Die ägyptische Muslimbruderschaft, politische und ideologische Heimat des abgesetzten islamistischen Präsidenten Mohammed Mursi, ist die älteste und einflussreichste islamistische Bewegung unter den Sunniten. Ihre 85-jährige Geschichte ist eine Abfolge von Phasen mitgestaltender Duldung und gewaltsamer Konfrontation.

  • März 1928: Der junge Religionslehrer Hassan al-Banna gründet in Ismailija am Sueskanal die Bruderschaft und ernennt sich zu ihrem Murschid (geistlichen Führer). Zunächst als Wohltätigkeitsorganisation tätig, entwickelt die Muslimbruderschaft bald politische Ziele: die Errichtung eines islamischen Staates und Widerstand gegen den britischen Einfluss.
  • Dezember 1948: Als Ministerpräsident Mahmud Fahmi al-Nokraschi die Auflösung der Bruderschaft verfügt, wird er von einem Aktivisten ermordet. Brutale Unterdrückung ist die Folge. Banna wird im Februar 1949 von der Geheimpolizei umgebracht.
  • 1954: Staatschef Gamal Abdel Nasser verbietet erneut die Muslimbruderschaft, der er ein fehlgeschlagenes Attentat auf ihn anlastet. Bis zum Tod Nassers im Jahr 1970 sind die Muslimbrüder im Untergrund aktiv, Tausende werden inhaftiert.
  • August 1966: Sajjid Kutb, neuer islamistischer Vordenker der Muslimbrüder, wird zum Tode verurteilt und erhängt.
  • 1971: Präsident Anwar al-Sadat, der nach seinem Amtsantritt die Nasseristen schwächen will, erlässt eine Generalamnestie für die Muslimbrüder. Da die Bruderschaft den 1979 mit Israel geschlossenen Friedensvertrag bekämpft, ermorden ihr nahestehende Soldaten Sadat bei der Abnahme einer Militärparade.
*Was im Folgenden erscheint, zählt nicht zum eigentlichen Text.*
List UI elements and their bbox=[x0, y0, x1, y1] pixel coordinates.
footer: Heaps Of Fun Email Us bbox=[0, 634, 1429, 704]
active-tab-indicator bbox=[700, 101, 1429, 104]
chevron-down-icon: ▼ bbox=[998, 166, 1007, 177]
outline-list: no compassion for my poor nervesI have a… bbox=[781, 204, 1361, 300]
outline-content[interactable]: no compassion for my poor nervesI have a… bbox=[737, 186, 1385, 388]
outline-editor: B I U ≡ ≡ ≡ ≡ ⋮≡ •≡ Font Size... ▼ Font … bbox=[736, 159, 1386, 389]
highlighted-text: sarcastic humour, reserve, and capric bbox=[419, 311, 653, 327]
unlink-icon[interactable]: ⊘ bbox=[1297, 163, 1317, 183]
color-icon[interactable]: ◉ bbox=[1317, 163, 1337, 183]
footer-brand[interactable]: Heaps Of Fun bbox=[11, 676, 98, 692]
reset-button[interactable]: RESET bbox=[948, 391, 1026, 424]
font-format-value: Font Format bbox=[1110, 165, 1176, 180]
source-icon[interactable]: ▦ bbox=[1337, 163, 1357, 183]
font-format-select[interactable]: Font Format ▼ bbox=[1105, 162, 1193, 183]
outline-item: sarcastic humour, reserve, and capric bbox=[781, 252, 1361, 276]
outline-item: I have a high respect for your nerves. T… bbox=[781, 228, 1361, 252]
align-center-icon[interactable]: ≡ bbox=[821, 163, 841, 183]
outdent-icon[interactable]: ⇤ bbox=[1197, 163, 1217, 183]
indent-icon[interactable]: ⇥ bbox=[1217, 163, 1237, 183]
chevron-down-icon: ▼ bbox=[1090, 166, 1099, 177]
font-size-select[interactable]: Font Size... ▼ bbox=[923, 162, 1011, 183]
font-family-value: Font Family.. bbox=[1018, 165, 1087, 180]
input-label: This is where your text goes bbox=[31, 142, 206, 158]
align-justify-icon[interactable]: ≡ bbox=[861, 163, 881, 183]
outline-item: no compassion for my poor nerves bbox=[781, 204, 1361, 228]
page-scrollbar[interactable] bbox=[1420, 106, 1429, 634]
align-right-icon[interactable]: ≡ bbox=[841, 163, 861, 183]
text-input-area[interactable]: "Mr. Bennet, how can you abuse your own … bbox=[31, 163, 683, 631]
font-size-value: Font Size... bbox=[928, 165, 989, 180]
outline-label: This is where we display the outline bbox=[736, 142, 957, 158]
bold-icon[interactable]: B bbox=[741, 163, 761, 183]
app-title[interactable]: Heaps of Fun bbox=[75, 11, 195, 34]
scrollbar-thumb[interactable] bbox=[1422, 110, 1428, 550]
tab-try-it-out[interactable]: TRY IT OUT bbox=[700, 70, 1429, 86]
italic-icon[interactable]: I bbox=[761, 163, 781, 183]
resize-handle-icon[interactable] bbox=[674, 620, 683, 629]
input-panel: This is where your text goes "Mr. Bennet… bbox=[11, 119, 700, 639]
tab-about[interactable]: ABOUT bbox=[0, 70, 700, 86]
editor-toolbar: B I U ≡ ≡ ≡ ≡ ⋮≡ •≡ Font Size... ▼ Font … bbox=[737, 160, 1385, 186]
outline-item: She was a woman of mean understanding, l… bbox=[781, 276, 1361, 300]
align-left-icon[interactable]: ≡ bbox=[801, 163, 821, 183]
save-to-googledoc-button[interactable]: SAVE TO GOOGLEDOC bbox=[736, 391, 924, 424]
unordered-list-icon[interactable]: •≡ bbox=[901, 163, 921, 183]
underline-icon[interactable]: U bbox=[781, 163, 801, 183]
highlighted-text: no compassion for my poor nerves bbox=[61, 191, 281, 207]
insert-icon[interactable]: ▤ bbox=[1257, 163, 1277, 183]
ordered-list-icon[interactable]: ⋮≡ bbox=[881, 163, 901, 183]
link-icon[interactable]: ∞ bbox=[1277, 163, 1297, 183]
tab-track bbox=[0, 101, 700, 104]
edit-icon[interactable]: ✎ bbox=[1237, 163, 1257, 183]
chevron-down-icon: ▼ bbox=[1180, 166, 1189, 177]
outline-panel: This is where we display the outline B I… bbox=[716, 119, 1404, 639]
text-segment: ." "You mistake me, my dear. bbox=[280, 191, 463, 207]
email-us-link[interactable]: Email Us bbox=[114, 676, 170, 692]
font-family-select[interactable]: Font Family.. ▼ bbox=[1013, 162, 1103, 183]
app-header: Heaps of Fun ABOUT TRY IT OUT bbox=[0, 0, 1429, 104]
  • 1984: Präsident Hosni Mubarak legalisiert die Bruderschaft als Religionsgemeinschaft, lässt sie aber nicht als politische Partei zu. Die Muslimbrüder treten daraufhin als unabhängige Kandidaten an. Bei den Parlamentswahlen von 2005 erringen sie ein Fünftel aller Mandate. Fünf Jahre später gehen sie leer aus und klagen über massiven Wahlbetrug.
  • Februar 2011: Nach anhaltenden Massenprotesten übergibt Mubarak die Macht an einen Militärrat. Die Muslimbrüder haben sich dem Volksaufstand nach und nach angeschlossen und gründen nun als politischen Arm die „Partei der Freiheit und der Gerechtigkeit“.
  • 30. Juni 2012: Mohammed Mursi wird mit 51,73 Prozent der Stimmen erster frei gewählter Präsident Ägyptens. Er ist auch der erste Zivilist und der erste Islamist an der Spitze des Landes.
  • 3. Juli 2013: Nach heftigen Straßenprotesten gegen die Politik Mursis setzt die Armee den Staatschef ab und verkündet Neuwahlen. Der Präsident wird samt Leibwache festgenommen.
  • 26. Juli: Mursi wird an einem unbekannten Ort formell in Untersuchungshaft genommen, weil er Anfang 2011 Gewaltaktionen der palästinensischen Schwesterorganisation Hamas in Ägypten unterstützt haben soll.
  • 4. August: Für den 25. August wird die Eröffnung eines Strafverfahrens gegen sechs Führer der Muslimbruderschaft angekündigt. Der Vorwurf lautet auf „Anstiftung zum Mord“.
  • 14. August: Bei der gewaltsamen Auflösung von Protestcamps der Anhänger Mursis in Kairo werden mehrere hundert Menschen getötet.